(For those reading this for the first time, you might want to look at “About” before continuing)
Hi there – well, here I am again!
We started out from Truro a couple of days ago and have been poking along the coastline having a good time. The area west of Truro has quite an interesting history and we found out quite a bit about it at the old home of W.D. Lawrence which is now a museum. The house is a beautiful 26 room Victorian home built by Mr. Lawrence in Maitland, NS.
Mr. Lawrence’s father arrived in Canada from Ireland in the very early 1800’s and built up a farm near Maitland. William Lawrence decided very early that he didn’t want to be a farmer like his dad and decided that he was going to build ships, a very lucrative business at the time. The problem was, he had never built a ship so he went to Dartmouth and apprenticed in the shipbuilding trade. He started right from the bottom and managed to apprentice two years later. He came back to Maitland because he needed to earn some money and in the meantime started building two ships on his uncle’s farm that was close to the Bay of Fundy. The boats were a success and he started a trading/shipping business. He took his ships and headed down to South America and loaded them up with pelican guano (bird poo) which was there in abundance and highly sought after by farmers back in Canada and the US. In a short time he had made his fortune. Over time he built six more ships, the last one being the fourth largest wooden ship built in North America.
All this was done in a shipyard right across the road from his home in Maitland. His was one of many shipyards in the area that were building Canada’s shipping fleet making this area very prosperous.
Mr. Lawrence entered politics and was strong in his belief that Nova Scotia shouldn’t join Canada as a province. It was felt at the time that the Canadian government (in Ontario) was not doing a very good job handling their finances. Britain, who was still overseeing the doings told the powers that be that they needed to get their finances in order. They could do that by going to the United States for help or find the needed money elsewhere. So they turned their eyes East to the very lucrative shipbuilding and trading center in Nova Scotia and handed them an invitation to join Canada.
Mr. Lawrence feared that the government would drain Nova Scotia’s prosperity away in order to shore up it’s draining purse. Unfortunately it seems that is exactly what happened.
The house was beautiful with four stories of rooms. Most of the furnishings were original as the family passed it on generation to generation until they sold it to the historical society. The tour guide kept a close watch on us, especially after the Lady kept asking to go into all the forbidden places.

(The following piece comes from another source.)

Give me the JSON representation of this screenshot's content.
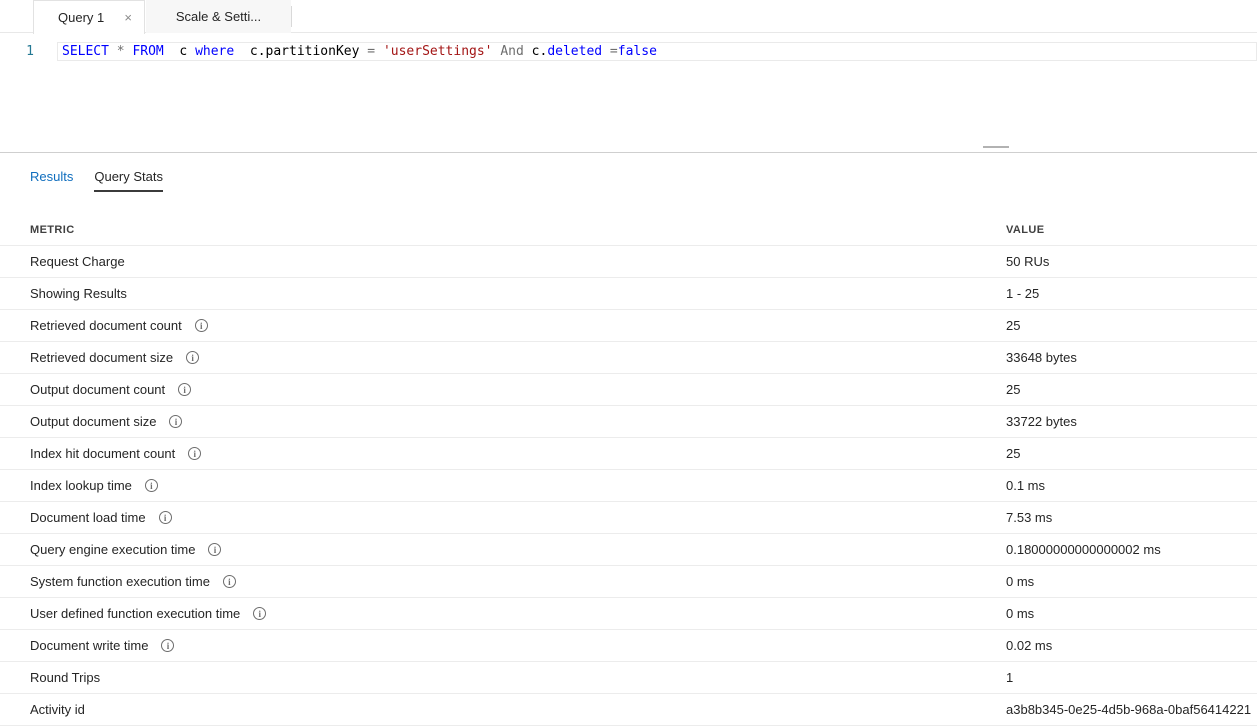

One highlight of the house was the outdoor outhouse connected to the house by a covered walkway. It was a two room – four holer model!
Eventually iron ships started to be built and the shipyards in that area fell to ruin. Now when you see the area there is hardly a trace of its former industry. What still does remain are the wonderful old houses though many of them could use some TLC.

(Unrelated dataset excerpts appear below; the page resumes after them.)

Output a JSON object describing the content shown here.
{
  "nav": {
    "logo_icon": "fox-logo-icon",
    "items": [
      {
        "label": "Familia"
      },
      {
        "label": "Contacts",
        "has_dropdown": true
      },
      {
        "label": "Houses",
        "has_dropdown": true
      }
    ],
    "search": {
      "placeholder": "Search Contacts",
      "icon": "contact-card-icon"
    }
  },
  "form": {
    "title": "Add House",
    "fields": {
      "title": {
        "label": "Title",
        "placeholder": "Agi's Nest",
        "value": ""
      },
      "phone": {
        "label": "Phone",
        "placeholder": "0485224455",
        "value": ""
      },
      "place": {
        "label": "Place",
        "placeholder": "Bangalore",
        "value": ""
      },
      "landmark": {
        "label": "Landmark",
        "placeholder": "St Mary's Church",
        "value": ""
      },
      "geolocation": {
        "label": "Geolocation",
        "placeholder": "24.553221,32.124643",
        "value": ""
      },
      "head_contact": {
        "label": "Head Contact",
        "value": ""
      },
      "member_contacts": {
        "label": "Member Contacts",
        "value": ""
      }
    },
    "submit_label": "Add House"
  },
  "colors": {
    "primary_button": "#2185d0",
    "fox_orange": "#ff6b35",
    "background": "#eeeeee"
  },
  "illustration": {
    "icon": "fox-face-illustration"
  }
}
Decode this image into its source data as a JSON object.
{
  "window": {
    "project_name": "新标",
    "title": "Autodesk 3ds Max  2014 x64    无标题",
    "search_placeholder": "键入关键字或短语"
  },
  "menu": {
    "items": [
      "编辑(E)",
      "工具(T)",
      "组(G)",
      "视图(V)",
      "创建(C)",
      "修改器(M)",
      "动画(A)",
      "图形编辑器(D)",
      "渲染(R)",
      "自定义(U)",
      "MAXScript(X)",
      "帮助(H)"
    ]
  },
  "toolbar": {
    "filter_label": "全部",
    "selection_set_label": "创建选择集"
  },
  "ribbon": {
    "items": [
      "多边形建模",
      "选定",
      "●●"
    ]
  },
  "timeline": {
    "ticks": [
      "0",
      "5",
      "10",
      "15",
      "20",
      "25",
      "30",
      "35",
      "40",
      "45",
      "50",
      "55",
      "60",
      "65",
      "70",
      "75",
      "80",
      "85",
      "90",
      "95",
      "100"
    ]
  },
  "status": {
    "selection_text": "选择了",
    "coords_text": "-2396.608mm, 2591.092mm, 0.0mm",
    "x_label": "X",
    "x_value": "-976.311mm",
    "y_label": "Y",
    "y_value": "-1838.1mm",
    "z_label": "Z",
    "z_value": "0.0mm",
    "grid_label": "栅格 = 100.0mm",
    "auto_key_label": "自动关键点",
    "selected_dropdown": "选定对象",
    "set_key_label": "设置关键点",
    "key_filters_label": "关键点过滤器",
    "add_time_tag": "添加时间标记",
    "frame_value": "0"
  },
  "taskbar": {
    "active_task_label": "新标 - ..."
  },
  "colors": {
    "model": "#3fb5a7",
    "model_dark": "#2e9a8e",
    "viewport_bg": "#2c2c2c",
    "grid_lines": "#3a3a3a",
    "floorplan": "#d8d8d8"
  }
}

Our next stop was a small church, now museum, near Selma. What caught the Man’s eye was a sign mentioning Titanic artifacts. The Man has always had quite an obsession with things to do with the Titanic so we had to stop. The church itself was built in 1865 and was Presbyterian by nature. In 1881, the church hired Lewis Baille to paint the interior white plaster walls and ceiling. He painted the whole thing by using feathers with tempera base paint. It gave the walls a marble like look that has drawn visitors for more than 125 years.
The one artifact they had from (though not quite from) the Titanic was the autopsy table they used to perform the autopsy on John Jacob Astor. All the bodies found from the sinking were taken to Halifax where autopsies were performed. Somehow the museum got hold of this interesting piece of furniture!

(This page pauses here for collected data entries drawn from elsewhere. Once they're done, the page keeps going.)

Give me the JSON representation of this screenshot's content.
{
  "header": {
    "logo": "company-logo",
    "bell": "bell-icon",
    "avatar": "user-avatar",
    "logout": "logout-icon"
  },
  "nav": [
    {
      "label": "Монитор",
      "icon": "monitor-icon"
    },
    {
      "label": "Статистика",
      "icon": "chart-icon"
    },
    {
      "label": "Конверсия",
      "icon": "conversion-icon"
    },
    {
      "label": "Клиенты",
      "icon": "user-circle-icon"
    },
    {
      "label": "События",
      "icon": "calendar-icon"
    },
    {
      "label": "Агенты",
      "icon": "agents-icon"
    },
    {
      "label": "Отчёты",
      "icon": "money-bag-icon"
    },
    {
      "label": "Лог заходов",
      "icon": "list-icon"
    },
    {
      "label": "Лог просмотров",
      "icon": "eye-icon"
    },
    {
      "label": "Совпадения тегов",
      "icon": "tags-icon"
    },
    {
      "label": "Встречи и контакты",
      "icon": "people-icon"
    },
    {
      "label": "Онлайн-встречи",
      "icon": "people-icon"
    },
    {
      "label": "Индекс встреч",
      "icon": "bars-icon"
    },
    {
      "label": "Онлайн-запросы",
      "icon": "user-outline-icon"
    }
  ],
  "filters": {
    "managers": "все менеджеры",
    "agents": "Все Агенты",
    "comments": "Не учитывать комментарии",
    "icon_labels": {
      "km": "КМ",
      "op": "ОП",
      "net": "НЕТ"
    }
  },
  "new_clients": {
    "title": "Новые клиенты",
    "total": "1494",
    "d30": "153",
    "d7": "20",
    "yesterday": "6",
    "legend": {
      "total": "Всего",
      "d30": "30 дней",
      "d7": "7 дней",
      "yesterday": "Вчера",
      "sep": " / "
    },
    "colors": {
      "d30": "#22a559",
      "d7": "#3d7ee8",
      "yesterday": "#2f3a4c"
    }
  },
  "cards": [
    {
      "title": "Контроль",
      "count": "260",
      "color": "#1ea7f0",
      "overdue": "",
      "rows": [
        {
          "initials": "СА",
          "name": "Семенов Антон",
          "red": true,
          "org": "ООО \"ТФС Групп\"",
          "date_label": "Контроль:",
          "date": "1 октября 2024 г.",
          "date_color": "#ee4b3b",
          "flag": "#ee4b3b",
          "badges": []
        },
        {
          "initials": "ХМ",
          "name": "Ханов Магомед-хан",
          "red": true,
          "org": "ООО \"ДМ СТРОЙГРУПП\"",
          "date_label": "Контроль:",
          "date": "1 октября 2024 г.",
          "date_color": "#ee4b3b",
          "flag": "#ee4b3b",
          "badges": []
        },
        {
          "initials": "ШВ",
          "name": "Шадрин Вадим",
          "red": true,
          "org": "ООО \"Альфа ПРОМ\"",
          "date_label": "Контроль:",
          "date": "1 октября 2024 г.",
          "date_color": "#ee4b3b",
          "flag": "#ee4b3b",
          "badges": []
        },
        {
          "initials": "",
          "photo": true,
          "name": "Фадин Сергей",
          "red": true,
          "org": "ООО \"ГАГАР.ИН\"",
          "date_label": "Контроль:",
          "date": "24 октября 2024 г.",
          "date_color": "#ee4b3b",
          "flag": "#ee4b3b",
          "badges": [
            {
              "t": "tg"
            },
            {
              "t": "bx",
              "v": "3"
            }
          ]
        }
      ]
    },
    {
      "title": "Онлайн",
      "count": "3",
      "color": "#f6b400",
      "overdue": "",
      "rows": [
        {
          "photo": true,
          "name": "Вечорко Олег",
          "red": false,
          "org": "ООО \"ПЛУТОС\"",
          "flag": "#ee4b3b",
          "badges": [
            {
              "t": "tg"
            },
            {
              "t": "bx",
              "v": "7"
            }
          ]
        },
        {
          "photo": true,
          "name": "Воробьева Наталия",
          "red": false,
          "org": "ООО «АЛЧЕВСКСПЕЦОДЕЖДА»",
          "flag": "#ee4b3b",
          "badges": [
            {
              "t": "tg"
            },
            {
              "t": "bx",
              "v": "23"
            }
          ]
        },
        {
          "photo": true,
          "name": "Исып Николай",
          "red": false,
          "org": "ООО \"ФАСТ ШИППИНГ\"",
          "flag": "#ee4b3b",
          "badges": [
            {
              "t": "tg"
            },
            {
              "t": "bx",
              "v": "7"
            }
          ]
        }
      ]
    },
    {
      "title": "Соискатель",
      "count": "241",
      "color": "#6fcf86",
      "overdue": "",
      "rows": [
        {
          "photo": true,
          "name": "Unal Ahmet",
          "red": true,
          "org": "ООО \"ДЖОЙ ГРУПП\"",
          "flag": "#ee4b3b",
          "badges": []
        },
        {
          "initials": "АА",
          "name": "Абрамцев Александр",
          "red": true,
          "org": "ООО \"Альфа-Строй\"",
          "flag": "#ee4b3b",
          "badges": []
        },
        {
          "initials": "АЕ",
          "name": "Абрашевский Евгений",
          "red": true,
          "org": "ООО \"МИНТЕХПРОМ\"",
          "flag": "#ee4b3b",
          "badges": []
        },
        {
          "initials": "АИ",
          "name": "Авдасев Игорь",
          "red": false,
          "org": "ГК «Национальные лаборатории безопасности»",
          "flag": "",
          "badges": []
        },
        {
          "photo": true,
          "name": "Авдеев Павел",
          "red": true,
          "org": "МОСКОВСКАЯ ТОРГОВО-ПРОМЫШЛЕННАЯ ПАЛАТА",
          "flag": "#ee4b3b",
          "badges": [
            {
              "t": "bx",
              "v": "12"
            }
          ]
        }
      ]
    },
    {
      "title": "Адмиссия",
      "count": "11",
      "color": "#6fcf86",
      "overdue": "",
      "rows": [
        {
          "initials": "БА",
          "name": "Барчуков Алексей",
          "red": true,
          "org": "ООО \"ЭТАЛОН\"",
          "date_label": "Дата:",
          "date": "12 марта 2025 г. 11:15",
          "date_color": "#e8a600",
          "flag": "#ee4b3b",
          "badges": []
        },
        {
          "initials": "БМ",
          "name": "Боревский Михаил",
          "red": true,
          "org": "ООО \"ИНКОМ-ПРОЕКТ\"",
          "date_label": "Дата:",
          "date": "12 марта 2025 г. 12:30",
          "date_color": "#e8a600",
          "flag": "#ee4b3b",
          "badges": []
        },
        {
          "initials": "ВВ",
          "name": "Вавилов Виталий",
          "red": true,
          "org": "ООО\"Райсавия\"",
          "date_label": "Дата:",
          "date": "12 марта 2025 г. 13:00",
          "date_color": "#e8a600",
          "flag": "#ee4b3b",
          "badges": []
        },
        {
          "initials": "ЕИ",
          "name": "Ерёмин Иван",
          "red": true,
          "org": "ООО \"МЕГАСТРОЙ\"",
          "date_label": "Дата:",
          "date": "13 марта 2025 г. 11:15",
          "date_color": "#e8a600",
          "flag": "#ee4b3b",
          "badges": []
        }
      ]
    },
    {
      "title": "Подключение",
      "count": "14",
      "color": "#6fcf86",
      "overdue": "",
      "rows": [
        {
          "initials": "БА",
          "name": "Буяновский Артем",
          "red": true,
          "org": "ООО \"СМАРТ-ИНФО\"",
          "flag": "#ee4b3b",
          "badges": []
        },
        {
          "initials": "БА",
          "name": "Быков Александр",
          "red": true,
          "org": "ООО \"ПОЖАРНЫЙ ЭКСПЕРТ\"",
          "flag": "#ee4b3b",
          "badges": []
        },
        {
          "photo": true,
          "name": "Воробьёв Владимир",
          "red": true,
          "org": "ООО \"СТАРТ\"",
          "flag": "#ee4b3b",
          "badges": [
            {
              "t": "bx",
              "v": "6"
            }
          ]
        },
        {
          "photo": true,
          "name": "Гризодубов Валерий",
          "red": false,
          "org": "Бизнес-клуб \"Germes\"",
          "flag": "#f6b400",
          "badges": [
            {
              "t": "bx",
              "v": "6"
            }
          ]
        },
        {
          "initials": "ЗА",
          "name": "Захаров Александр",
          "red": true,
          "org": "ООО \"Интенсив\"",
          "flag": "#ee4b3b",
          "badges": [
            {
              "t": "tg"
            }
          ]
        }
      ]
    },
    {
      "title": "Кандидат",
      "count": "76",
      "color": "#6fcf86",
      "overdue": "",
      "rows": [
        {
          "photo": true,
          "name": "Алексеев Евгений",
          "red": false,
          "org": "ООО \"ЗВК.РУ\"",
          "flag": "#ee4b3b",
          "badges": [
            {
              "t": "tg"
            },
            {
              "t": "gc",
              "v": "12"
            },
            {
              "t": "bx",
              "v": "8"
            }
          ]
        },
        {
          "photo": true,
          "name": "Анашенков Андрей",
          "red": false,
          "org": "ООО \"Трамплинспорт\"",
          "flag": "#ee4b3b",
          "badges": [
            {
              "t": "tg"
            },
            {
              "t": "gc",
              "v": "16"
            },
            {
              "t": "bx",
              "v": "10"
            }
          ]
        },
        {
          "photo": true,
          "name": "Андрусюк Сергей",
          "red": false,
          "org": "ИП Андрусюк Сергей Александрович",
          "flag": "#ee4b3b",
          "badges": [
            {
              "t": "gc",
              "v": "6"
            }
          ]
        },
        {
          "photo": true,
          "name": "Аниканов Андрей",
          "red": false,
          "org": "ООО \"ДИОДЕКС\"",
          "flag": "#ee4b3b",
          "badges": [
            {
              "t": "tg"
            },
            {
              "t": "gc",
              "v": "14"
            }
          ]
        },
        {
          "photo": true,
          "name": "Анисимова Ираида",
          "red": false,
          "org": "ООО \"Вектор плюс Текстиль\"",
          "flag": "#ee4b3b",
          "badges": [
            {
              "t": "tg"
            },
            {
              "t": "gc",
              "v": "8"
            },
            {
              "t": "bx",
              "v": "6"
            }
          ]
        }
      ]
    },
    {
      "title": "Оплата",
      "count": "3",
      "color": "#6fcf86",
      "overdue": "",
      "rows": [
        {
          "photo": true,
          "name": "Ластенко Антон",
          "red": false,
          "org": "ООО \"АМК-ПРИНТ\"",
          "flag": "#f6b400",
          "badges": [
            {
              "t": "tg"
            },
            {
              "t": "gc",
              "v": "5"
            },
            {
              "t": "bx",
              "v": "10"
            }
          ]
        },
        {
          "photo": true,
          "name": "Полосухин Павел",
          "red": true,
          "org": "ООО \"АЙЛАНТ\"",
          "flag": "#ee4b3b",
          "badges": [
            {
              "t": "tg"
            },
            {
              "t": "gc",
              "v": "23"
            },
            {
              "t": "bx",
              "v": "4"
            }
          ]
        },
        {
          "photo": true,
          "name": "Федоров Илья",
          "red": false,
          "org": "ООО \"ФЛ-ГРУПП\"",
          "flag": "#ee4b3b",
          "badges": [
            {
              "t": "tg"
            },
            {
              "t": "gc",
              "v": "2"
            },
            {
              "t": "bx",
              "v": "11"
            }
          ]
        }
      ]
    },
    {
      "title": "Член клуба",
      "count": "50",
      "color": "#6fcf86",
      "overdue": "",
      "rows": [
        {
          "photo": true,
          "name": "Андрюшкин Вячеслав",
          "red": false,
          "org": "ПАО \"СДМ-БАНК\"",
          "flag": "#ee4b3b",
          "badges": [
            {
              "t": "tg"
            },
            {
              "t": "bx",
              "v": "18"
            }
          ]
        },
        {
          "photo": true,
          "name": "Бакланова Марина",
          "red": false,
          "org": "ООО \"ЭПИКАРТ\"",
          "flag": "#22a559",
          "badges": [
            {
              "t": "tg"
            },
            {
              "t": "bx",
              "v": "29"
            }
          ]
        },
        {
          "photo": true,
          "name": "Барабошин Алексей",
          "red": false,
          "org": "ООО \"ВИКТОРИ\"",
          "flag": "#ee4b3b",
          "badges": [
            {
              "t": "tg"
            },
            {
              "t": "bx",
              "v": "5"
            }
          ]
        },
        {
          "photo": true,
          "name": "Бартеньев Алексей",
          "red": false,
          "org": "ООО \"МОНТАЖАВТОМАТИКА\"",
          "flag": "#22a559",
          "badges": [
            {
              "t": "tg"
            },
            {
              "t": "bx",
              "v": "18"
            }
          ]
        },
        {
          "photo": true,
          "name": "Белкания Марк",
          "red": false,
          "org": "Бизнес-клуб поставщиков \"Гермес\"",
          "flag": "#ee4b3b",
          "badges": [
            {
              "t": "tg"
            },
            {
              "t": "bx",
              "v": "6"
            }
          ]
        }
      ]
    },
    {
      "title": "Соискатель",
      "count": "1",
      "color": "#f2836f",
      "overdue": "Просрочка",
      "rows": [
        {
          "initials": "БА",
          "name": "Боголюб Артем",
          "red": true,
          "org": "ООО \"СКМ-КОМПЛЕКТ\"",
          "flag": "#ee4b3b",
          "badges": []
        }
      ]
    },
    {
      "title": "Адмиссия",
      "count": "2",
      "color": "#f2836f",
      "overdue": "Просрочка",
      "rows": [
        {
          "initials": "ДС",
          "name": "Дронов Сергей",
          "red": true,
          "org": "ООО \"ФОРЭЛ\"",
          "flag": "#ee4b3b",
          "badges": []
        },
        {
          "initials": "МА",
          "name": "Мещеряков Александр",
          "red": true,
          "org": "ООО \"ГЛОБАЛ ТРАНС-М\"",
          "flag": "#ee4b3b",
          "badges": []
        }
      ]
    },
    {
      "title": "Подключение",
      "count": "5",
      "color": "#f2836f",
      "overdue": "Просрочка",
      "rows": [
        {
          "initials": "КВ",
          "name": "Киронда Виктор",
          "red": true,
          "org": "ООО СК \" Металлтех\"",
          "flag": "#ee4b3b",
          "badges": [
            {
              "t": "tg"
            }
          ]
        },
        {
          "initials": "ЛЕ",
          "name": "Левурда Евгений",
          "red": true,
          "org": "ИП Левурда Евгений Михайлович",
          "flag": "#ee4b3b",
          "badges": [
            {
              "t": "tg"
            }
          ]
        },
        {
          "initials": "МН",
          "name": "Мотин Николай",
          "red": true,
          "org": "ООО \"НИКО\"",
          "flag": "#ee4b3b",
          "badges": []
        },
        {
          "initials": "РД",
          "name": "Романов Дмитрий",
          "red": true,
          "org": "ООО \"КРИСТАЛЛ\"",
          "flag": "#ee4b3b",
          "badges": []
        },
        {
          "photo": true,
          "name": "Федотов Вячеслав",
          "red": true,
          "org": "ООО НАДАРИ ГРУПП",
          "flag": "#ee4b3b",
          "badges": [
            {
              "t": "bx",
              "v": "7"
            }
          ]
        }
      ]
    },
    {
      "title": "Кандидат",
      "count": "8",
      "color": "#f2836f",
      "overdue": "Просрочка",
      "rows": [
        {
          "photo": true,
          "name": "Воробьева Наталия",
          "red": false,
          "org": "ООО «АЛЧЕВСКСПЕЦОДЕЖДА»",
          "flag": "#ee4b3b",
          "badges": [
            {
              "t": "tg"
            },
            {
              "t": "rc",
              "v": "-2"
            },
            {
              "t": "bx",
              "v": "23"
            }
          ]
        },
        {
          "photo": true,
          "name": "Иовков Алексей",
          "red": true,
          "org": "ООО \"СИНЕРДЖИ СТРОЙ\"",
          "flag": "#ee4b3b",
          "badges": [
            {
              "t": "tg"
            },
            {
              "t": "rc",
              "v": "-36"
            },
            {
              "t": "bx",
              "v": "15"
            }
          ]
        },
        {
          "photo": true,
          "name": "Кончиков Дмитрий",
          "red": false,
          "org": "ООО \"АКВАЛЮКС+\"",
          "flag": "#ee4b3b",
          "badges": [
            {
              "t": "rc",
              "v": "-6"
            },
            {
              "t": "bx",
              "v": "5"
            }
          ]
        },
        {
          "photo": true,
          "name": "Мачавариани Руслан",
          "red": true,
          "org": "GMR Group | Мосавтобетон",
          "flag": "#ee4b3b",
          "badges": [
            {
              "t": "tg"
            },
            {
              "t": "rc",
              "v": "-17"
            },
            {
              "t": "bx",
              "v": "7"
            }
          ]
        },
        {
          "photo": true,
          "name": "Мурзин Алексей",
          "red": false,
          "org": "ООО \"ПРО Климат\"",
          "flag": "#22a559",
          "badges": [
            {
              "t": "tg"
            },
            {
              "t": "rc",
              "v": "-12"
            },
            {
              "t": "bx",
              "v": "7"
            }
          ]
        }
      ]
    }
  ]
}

From there we enjoyed the scenery until we made it just past Wolfville (the home of Acadia University) and checked into a motel.
The Man and the Lady took me to a restaurant within sight of the motel. The Man watched as two teenage boys walked along trying all the motel room doors. When we returned to our room we found that a long, thin piece of metal had been pushed through the screen of the bathroom window and a beer can, pine cones and a few pieces of broken glass thrown in. The Lady phoned the manager who phoned the RCMP. Meanwhile the two boys were hanging around at the far end of the motel. When the police car showed up, they took off with the police in chase. They caught the boys at one of their homes. The RCMP came back and put the Man in the police car so he could give them a report. The Lady and I were afraid the Man was going to turn on the lights or siren or something but he managed to control himself. As the boys hadn’t taken anything, it became an issue between the owners and the boys so the Man and the Lady and I finished off with a quiet evening in a new room.